Project Management - Part III

 
Project resource management requires you to know and work with the bandwidth of your team. Identify their individual strengths, weaknesses, and synergy with other team members. It all comes back to that part about helping team members grow.

Project communications management is making sure everyone involved is informed on changes, updates and issues at the right time. A breakdown in communications can be problematic, so it’s not an area where you want to be weak.

Project risk management can flag upcoming problems and equip you with the means to work around and through them, rather than causing major complications.

Project procurement management is about making sure you have the outside resources and materials when you need them, working with suppliers, vendors, other contractors, and specialized personnel

Stakeholder project management is about identifying all those that have a vested interest in the project outside of those directly working on the project.
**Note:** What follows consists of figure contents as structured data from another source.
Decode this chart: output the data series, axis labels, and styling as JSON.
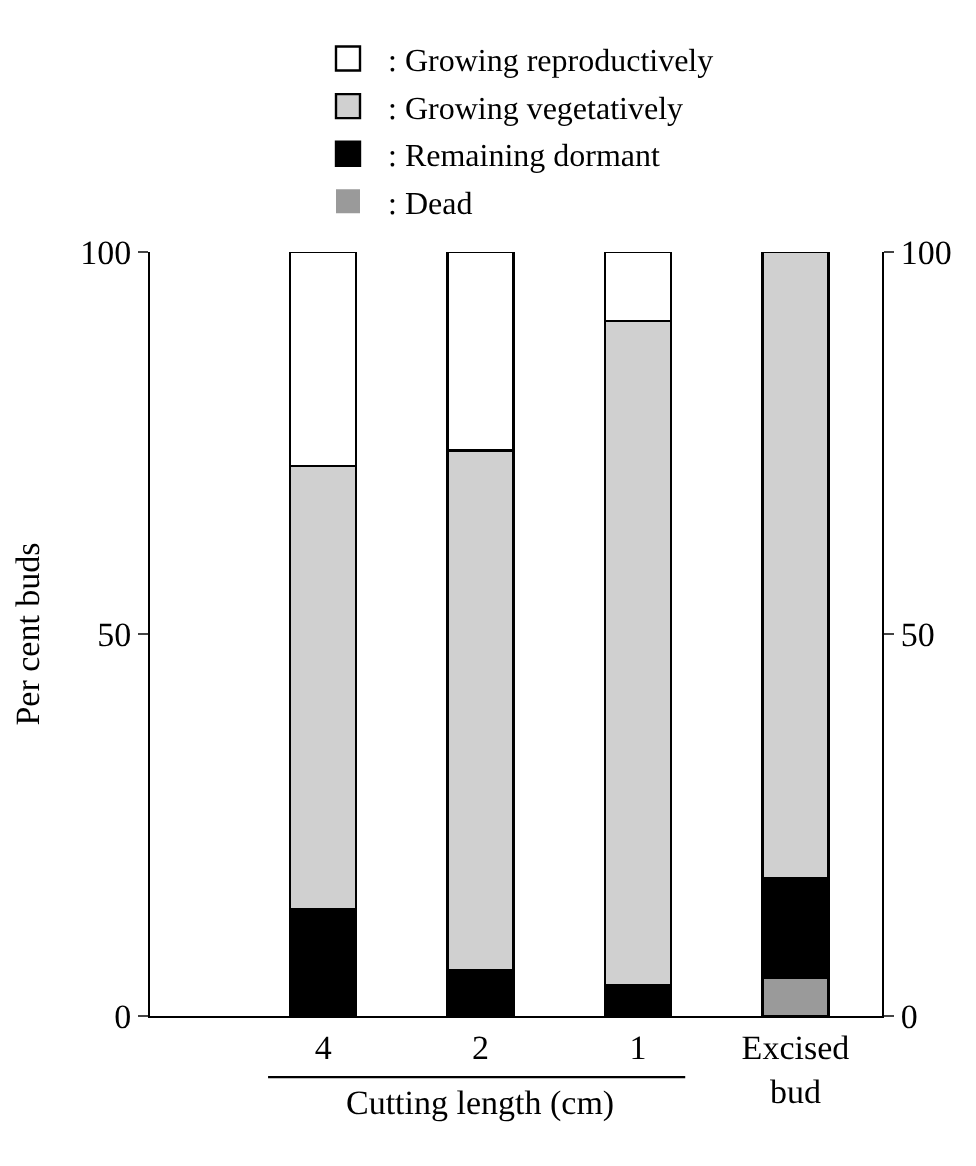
{
  "chart_data": {
    "type": "bar",
    "stacked": true,
    "ylabel": "Per cent buds",
    "xlabel": "Cutting length (cm)",
    "categories": [
      "4",
      "2",
      "1",
      "Excised bud"
    ],
    "series": [
      {
        "name": ": Dead",
        "color": "#9a9a9a",
        "values": [
          0,
          0,
          0,
          5
        ]
      },
      {
        "name": ": Remaining dormant",
        "color": "#000000",
        "values": [
          14,
          6,
          4,
          13
        ]
      },
      {
        "name": ": Growing vegetatively",
        "color": "#d0d0d0",
        "values": [
          58,
          68,
          87,
          82
        ]
      },
      {
        "name": ": Growing reproductively",
        "color": "#ffffff",
        "values": [
          28,
          26,
          9,
          0
        ]
      }
    ],
    "ylim": [
      0,
      100
    ],
    "yticks": [
      0,
      50,
      100
    ],
    "y2lim": [
      0,
      100
    ],
    "y2ticks": [
      0,
      50,
      100
    ],
    "legend": "top"
  }
}
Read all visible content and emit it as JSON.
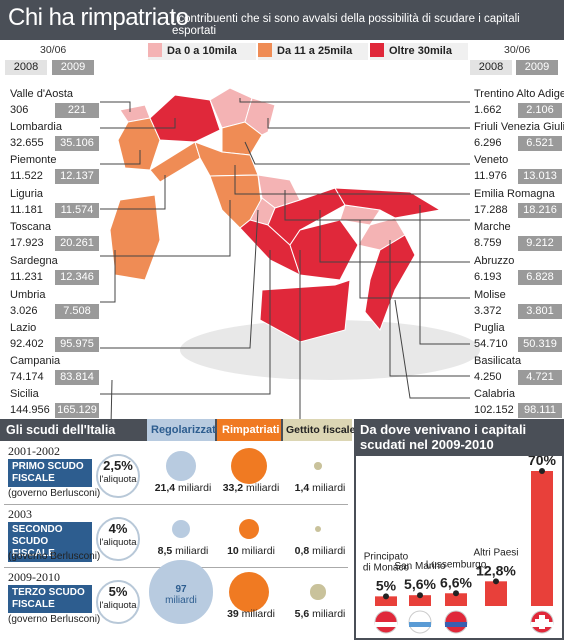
{
  "header": {
    "title": "Chi ha rimpatriato",
    "subtitle": "I contribuenti che si sono avvalsi della possibilità di scudare i capitali esportati"
  },
  "date_label": "30/06",
  "years": [
    "2008",
    "2009"
  ],
  "legend": [
    {
      "label": "Da 0 a 10mila",
      "color": "#f4b3b4"
    },
    {
      "label": "Da 11 a 25mila",
      "color": "#ef8c55"
    },
    {
      "label": "Oltre 30mila",
      "color": "#e0283a"
    }
  ],
  "colors": {
    "header_bg": "#4a4f57",
    "scudo_blue": "#2d5d8f",
    "regol": "#b8cbe0",
    "rimp": "#f07a22",
    "gettito": "#c9c29b"
  },
  "regions_left": [
    {
      "name": "Valle d'Aosta",
      "v2008": "306",
      "v2009": "221"
    },
    {
      "name": "Lombardia",
      "v2008": "32.655",
      "v2009": "35.106"
    },
    {
      "name": "Piemonte",
      "v2008": "11.522",
      "v2009": "12.137"
    },
    {
      "name": "Liguria",
      "v2008": "11.181",
      "v2009": "11.574"
    },
    {
      "name": "Toscana",
      "v2008": "17.923",
      "v2009": "20.261"
    },
    {
      "name": "Sardegna",
      "v2008": "11.231",
      "v2009": "12.346"
    },
    {
      "name": "Umbria",
      "v2008": "3.026",
      "v2009": "7.508"
    },
    {
      "name": "Lazio",
      "v2008": "92.402",
      "v2009": "95.975"
    },
    {
      "name": "Campania",
      "v2008": "74.174",
      "v2009": "83.814"
    },
    {
      "name": "Sicilia",
      "v2008": "144.956",
      "v2009": "165.129"
    }
  ],
  "regions_right": [
    {
      "name": "Trentino Alto Adige",
      "v2008": "1.662",
      "v2009": "2.106"
    },
    {
      "name": "Friuli Venezia Giulia",
      "v2008": "6.296",
      "v2009": "6.521"
    },
    {
      "name": "Veneto",
      "v2008": "11.976",
      "v2009": "13.013"
    },
    {
      "name": "Emilia Romagna",
      "v2008": "17.288",
      "v2009": "18.216"
    },
    {
      "name": "Marche",
      "v2008": "8.759",
      "v2009": "9.212"
    },
    {
      "name": "Abruzzo",
      "v2008": "6.193",
      "v2009": "6.828"
    },
    {
      "name": "Molise",
      "v2008": "3.372",
      "v2009": "3.801"
    },
    {
      "name": "Puglia",
      "v2008": "54.710",
      "v2009": "50.319"
    },
    {
      "name": "Basilicata",
      "v2008": "4.250",
      "v2009": "4.721"
    },
    {
      "name": "Calabria",
      "v2008": "102.152",
      "v2009": "98.111"
    }
  ],
  "scudi": {
    "title": "Gli scudi dell'Italia",
    "col_regol": "Regolarizzati",
    "col_rimp": "Rimpatriati",
    "col_gettito": "Gettito fiscale",
    "rows": [
      {
        "years": "2001-2002",
        "name": "PRIMO SCUDO FISCALE",
        "govt": "(governo Berlusconi)",
        "pct": "2,5%",
        "aliquota": "l'aliquota",
        "regol": "21,4",
        "rimp": "33,2",
        "gettito": "1,4",
        "unit": "miliardi"
      },
      {
        "years": "2003",
        "name": "SECONDO SCUDO FISCALE",
        "govt": "(governo Berlusconi)",
        "pct": "4%",
        "aliquota": "l'aliquota",
        "regol": "8,5",
        "rimp": "10",
        "gettito": "0,8",
        "unit": "miliardi"
      },
      {
        "years": "2009-2010",
        "name": "TERZO SCUDO FISCALE",
        "govt": "(governo Berlusconi)",
        "pct": "5%",
        "aliquota": "l'aliquota",
        "regol": "97",
        "rimp": "39",
        "gettito": "5,6",
        "unit": "miliardi"
      }
    ]
  },
  "origin": {
    "title": "Da dove venivano i capitali scudati nel 2009-2010"
  },
  "chart_data": {
    "type": "bar",
    "title": "Da dove venivano i capitali scudati nel 2009-2010",
    "categories": [
      "Principato di Monaco",
      "San Marino",
      "Lussemburgo",
      "Altri Paesi",
      "Svizzera"
    ],
    "values": [
      5,
      5.6,
      6.6,
      12.8,
      70
    ],
    "labels": [
      "5%",
      "5,6%",
      "6,6%",
      "12,8%",
      "70%"
    ],
    "ylim": [
      0,
      70
    ],
    "grid": false,
    "bar_color": "#e8403a"
  }
}
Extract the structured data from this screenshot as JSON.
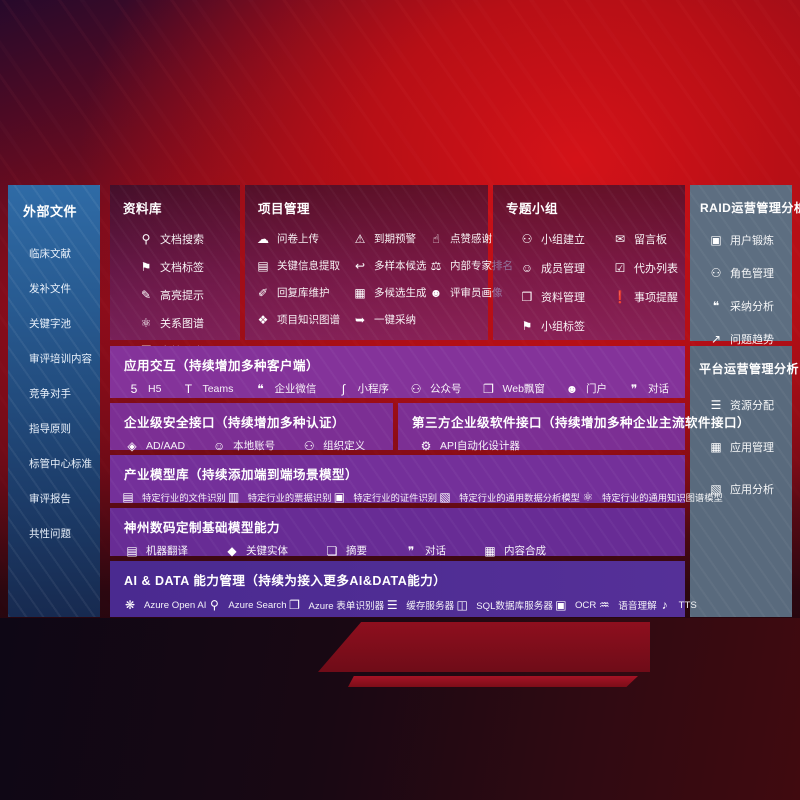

These stakeholders are usually the ones who have authorized or funded the project.


It is true that you can work as a project manager without having any knowledge of the phases of a project or the ten knowledge areas of the project.  However, at the conclusion of your first project you will intuitively know about all of this, even though you may not be aware of the specific terms that you have learned in these three project management postings.

Having this knowledge upfront is simply a shortcut but in no way any kind of indication that you cannot be a project manager without this knowledge.

My knowledge of project management came from my MBA training and actually working on numerous projects after graduation.

I found out on my own that I needed to keep a detailed communications notebook of all communications, including making notes about my telephone calls, always making sure I had the names of everyone involved on the call.

Through experience, I learned to lay out an overall map of the project (Project Scope) to make sure I fully understood what needed to take place from beginning to end.  Through this scope, I was able to anticipate what personnel/supplies that I needed when and when I would have a short fall of people and needed to hire others.

Through experience, I learned what tasks needed to be done when or what tasks needed to be done before another one could start, as well as what tasks could be done simultaneously to reduce time and costs.

The ultimate goal of a project manager is to have the project be completed ON TIME and UNDER BUDGET with 100% of the quality mandated by the Stakeholder or project originator.  Understanding project management through the PMBOK and PMP certification is not required but is damn helpful with that process.